3. Using the skin equivalent for testing infection

Infection of the reconstituted skin (A) with a clinical isolate of C. albicans (B) and an avirulent strain (C). The clinical strain penetrates the protective layer of keratinocytes and invades through the epithelial cell layers into the matrix, leading to disintegration of the model system after 48 h (B). The avirulent mutants do not form hyphae and show no ability to invade the tissue. Candida albicans was only detected on the tissue surface (C). The infection models can also be applied for drug screening [1] (Figure 4 (Fig. 4)).

Figure 4

Different strains of Candida albicans and their potential to penetrate the skin

4. Using the skin equivalent as an wound healing model

A wound could be initiated by mechanical effect of an Erb:YAG laser in the artificial skin. The defective region was activated by stimulated keratinocytes of the epidermis to refill the wound (Figure 5 (Fig. 5)). Parallel the IL-1α expression was measured during the wound healing in the medium by ELISA (Figure 6 (Fig. 6)). Uninjured skin equivalents served as controls.

Figure 5

Wound healing process after injury with a laser

Figure 6

Analyzing of Interleukin 1α in the supernatant of the medium during wound healing process

By the physiological similarity with the natural skin the 3-D human skin equivalent is suitable as a test system for:

determination of the irritation potential of different substances

pharmacological analysis (e.g. wound healing)

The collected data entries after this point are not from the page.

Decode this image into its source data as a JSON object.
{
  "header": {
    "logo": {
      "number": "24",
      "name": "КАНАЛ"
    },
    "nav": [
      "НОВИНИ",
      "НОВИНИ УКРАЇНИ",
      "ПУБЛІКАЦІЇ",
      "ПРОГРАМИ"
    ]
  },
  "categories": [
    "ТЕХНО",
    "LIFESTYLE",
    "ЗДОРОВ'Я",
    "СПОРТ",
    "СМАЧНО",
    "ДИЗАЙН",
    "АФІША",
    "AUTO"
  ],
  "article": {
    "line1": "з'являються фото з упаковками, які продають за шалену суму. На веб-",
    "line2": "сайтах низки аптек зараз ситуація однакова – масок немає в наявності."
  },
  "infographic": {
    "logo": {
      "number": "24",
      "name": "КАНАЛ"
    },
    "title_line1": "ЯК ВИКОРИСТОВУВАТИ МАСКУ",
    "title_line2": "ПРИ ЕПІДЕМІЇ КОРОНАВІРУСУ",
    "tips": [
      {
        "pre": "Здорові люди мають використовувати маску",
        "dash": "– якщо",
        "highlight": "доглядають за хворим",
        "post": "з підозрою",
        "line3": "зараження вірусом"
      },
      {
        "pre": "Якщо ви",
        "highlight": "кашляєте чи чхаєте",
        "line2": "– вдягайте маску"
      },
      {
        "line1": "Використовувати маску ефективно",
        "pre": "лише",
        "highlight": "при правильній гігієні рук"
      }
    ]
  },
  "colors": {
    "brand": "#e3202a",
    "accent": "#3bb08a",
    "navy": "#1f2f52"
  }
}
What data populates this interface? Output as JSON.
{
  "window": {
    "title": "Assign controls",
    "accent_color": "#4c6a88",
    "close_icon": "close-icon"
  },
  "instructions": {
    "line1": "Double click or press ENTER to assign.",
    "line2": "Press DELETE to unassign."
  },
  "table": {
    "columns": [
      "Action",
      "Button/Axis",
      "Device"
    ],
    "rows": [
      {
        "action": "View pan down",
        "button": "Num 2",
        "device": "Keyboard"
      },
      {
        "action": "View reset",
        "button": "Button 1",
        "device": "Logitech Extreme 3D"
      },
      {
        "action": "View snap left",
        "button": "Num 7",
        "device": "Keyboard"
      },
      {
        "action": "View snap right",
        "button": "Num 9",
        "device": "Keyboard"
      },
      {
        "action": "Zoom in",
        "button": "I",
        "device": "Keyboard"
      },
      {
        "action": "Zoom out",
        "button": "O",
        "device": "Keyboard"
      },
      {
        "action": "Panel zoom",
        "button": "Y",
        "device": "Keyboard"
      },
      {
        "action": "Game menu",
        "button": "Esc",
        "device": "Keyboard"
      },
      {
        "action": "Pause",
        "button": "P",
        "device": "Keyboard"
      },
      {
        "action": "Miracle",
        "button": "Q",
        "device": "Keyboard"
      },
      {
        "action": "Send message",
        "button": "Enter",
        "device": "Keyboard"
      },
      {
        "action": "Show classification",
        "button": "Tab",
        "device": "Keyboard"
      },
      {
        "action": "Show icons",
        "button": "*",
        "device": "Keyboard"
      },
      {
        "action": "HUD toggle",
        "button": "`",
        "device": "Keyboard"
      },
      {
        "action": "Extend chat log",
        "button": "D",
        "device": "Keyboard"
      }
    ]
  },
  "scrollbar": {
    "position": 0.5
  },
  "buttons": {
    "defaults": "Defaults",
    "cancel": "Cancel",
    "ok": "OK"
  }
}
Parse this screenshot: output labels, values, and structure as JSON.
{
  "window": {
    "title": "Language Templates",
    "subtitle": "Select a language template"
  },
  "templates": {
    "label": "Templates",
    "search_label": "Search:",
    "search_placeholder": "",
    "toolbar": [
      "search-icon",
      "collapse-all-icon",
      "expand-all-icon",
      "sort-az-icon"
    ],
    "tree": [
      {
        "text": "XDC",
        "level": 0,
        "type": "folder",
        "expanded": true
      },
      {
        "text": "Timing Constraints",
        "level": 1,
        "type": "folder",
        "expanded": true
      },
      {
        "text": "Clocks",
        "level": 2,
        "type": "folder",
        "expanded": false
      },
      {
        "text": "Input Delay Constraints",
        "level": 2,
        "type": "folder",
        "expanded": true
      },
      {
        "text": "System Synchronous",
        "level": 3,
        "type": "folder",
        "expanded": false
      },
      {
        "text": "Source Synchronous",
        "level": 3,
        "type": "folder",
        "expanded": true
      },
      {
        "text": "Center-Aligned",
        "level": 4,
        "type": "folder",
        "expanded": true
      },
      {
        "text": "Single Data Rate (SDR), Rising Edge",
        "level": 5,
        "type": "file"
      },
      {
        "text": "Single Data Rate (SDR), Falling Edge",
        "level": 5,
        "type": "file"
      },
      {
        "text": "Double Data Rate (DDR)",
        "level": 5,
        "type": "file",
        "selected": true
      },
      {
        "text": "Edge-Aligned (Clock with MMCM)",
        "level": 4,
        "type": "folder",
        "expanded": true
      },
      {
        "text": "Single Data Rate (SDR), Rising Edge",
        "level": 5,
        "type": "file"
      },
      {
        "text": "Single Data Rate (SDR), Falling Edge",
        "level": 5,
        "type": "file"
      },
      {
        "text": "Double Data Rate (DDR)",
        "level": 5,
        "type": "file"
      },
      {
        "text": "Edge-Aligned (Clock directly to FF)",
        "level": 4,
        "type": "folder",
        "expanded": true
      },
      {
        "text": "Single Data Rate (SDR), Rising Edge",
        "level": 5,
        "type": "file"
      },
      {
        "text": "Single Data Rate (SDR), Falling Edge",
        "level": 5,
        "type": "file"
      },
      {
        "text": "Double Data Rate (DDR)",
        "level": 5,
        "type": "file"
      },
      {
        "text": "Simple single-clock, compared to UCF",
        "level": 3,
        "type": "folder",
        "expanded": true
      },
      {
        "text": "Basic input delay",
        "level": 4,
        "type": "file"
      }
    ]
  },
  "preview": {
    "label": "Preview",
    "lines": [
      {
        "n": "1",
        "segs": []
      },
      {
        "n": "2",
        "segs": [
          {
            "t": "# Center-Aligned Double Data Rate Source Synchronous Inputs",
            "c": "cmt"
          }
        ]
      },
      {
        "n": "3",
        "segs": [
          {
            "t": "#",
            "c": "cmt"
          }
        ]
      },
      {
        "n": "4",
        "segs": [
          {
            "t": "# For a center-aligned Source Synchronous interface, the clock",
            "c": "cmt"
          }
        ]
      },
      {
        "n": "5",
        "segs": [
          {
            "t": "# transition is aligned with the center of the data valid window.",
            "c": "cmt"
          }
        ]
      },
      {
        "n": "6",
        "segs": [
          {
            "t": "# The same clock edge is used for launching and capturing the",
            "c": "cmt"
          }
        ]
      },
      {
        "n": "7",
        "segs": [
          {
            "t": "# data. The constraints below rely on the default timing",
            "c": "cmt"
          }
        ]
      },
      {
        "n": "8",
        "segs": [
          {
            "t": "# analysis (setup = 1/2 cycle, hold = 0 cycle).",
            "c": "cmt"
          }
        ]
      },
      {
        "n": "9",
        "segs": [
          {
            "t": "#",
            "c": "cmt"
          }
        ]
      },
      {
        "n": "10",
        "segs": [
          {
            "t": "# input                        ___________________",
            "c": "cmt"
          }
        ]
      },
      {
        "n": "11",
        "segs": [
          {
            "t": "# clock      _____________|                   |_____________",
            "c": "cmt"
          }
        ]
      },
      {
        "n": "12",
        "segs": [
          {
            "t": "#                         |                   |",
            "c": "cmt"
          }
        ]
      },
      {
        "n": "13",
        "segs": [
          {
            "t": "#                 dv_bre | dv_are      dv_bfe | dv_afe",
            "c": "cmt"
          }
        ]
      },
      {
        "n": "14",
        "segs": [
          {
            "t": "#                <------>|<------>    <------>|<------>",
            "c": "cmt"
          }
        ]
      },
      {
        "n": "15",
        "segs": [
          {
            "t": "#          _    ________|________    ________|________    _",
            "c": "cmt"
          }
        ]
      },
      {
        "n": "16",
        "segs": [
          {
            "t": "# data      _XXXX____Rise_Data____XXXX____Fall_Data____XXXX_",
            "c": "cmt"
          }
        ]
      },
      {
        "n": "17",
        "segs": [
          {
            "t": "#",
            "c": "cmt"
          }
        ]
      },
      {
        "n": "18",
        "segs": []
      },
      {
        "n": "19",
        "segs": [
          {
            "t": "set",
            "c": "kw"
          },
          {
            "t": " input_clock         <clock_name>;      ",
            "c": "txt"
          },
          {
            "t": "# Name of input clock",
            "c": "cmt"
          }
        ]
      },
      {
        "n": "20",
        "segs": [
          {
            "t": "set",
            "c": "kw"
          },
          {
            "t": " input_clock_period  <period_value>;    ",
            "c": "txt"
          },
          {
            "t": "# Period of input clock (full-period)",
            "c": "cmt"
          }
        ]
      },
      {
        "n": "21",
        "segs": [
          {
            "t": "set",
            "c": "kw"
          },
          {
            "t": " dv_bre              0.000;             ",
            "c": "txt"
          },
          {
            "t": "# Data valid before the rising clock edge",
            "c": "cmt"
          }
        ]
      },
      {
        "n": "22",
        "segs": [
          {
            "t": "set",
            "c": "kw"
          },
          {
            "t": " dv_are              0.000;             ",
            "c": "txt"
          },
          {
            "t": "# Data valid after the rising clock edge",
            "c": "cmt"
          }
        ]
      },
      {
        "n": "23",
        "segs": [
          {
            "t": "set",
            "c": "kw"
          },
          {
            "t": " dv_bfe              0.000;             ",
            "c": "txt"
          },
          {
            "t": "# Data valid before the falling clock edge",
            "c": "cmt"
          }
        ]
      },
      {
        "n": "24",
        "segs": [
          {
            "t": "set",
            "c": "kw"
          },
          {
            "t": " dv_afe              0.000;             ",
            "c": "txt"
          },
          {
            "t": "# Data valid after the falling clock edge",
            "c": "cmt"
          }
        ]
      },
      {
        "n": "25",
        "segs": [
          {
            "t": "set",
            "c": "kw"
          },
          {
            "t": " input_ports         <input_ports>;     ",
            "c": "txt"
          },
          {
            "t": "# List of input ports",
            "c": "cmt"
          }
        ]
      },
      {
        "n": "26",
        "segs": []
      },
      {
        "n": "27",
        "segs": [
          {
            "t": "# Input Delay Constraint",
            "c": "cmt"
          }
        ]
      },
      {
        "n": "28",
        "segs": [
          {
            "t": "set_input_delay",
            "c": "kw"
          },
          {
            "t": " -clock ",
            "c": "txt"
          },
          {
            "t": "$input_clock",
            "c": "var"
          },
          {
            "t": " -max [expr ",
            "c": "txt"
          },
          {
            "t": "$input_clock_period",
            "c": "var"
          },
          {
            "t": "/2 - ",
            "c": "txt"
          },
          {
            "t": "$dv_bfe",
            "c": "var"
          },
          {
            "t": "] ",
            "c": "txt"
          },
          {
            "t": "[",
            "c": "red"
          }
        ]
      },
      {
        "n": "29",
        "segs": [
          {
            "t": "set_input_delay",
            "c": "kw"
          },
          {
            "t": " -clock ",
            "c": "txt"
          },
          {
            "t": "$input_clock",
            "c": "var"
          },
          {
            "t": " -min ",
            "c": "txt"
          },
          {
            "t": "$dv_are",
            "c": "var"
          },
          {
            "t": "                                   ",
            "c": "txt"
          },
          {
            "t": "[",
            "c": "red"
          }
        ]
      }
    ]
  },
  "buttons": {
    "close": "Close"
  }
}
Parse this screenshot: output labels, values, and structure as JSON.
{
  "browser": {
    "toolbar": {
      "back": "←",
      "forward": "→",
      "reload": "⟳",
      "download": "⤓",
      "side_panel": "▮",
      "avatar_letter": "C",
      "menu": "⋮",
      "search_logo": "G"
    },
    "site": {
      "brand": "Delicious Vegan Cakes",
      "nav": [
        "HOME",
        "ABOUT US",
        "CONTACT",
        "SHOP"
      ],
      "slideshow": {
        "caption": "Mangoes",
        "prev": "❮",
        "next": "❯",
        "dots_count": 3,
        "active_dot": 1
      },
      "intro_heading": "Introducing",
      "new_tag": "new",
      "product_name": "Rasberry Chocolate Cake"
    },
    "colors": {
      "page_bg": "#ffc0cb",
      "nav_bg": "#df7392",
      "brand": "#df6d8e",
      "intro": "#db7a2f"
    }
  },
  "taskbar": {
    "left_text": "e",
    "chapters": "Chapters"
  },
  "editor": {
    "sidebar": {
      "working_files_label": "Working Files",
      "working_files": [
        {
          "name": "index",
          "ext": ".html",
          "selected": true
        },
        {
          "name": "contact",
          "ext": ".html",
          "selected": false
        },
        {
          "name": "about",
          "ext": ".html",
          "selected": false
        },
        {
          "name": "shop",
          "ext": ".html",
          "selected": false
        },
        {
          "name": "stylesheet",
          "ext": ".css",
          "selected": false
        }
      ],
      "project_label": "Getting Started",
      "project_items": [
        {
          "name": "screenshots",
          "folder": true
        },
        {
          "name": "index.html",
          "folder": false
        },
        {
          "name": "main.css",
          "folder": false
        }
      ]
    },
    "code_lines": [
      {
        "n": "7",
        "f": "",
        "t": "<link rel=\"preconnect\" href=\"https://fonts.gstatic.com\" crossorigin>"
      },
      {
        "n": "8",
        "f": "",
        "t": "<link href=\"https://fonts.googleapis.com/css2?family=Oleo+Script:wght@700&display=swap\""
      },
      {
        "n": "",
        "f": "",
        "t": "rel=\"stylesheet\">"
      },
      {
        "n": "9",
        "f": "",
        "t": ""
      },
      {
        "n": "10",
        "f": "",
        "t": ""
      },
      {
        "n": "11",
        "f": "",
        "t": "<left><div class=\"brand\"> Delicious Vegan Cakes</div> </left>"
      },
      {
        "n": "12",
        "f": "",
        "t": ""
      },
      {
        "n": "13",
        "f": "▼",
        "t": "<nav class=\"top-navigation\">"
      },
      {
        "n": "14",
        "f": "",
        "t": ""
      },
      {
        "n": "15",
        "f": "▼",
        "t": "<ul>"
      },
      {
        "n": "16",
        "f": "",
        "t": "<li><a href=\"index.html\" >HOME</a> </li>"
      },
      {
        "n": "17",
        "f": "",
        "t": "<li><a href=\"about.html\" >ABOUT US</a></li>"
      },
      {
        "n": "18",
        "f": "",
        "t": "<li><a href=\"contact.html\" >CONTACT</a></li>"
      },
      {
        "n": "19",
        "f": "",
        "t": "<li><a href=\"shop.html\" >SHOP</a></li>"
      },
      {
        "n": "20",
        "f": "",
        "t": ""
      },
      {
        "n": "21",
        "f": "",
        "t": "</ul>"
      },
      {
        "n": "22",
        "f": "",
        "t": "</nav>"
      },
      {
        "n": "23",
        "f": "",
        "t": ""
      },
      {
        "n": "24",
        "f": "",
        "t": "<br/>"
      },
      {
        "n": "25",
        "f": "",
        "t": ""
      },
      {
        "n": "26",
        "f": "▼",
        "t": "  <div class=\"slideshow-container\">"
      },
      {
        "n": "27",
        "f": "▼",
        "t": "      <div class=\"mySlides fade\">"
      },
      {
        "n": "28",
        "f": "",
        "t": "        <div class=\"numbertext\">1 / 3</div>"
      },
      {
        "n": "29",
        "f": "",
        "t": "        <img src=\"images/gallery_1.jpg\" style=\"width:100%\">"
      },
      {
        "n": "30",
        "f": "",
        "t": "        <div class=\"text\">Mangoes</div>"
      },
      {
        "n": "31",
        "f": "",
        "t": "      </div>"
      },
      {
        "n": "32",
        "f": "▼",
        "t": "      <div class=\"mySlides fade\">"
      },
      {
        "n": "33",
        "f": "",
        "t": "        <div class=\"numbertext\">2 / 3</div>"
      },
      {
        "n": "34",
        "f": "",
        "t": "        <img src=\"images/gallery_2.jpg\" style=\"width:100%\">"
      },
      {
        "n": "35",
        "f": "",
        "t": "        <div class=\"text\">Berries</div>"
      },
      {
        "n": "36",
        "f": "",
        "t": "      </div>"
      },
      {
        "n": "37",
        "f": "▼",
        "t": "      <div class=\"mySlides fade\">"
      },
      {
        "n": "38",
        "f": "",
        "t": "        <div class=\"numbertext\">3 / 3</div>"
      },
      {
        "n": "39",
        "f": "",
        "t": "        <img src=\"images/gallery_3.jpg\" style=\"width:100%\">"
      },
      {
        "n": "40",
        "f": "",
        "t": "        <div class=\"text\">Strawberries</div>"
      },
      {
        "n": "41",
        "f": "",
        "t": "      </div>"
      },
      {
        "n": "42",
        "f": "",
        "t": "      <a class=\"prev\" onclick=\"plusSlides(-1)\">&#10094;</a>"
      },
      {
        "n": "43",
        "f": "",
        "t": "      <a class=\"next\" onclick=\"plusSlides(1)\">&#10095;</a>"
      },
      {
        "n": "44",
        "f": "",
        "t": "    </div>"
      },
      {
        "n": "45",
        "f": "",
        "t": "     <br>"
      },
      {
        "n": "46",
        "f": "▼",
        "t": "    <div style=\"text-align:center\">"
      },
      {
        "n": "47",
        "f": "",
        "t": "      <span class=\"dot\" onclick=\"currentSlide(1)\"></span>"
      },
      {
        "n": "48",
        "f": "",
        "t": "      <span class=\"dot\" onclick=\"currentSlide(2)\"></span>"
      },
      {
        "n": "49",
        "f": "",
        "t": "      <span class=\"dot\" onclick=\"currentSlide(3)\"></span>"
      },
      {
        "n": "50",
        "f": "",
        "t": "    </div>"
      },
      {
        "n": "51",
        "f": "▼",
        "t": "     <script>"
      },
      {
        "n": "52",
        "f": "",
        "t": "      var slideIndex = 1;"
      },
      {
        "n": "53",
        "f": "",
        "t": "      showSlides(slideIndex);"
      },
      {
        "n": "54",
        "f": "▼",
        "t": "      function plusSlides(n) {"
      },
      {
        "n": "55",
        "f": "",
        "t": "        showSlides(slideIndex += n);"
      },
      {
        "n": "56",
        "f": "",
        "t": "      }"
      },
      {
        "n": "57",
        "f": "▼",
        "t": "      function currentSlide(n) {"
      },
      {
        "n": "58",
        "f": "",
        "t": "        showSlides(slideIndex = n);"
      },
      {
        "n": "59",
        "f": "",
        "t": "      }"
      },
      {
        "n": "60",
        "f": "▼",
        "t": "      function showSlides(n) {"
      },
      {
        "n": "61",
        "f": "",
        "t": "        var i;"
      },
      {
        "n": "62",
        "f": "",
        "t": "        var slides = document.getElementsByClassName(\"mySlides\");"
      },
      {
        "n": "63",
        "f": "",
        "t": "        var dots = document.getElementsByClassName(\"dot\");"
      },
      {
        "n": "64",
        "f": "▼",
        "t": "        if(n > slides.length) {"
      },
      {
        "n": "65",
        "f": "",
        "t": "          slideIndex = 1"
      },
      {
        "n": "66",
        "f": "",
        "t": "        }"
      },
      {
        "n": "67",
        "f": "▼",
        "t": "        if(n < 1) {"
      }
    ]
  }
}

analysis of infection and invasion of different pathological microorganisms

target screening

immunological, histological and molecular-biological analysis

proof of efficacy and quality control

penetration- und permeation studies

development of bio-chips for tumor diagnostics or other skin diseases

development of medical devices, e.g. laser assisted diagnostic device for melanoma

Pharmaceutical research is hampered by limited predictive value of routinely applied in vitro and in vivo drug screening models for clinical efficacy. In drug development, the common approach of pharmaceutical industry is to screen small-molecule libraries for function and toxicity in biochemical based or ligand binding high throughput essays [2]. In general enzymes and 2-dimensional cell lines are used in those cell-based assays. The obtained results are of limited biological relevance, since the 2-dimensional cell systems do not adequately mimic the 3-dimensional environment in healthy and tumour tissues [3].

This model offers the possibility to simulate physiological drug application and a human 3-D test system to established nanomaterials/systems for cancer research/therapy.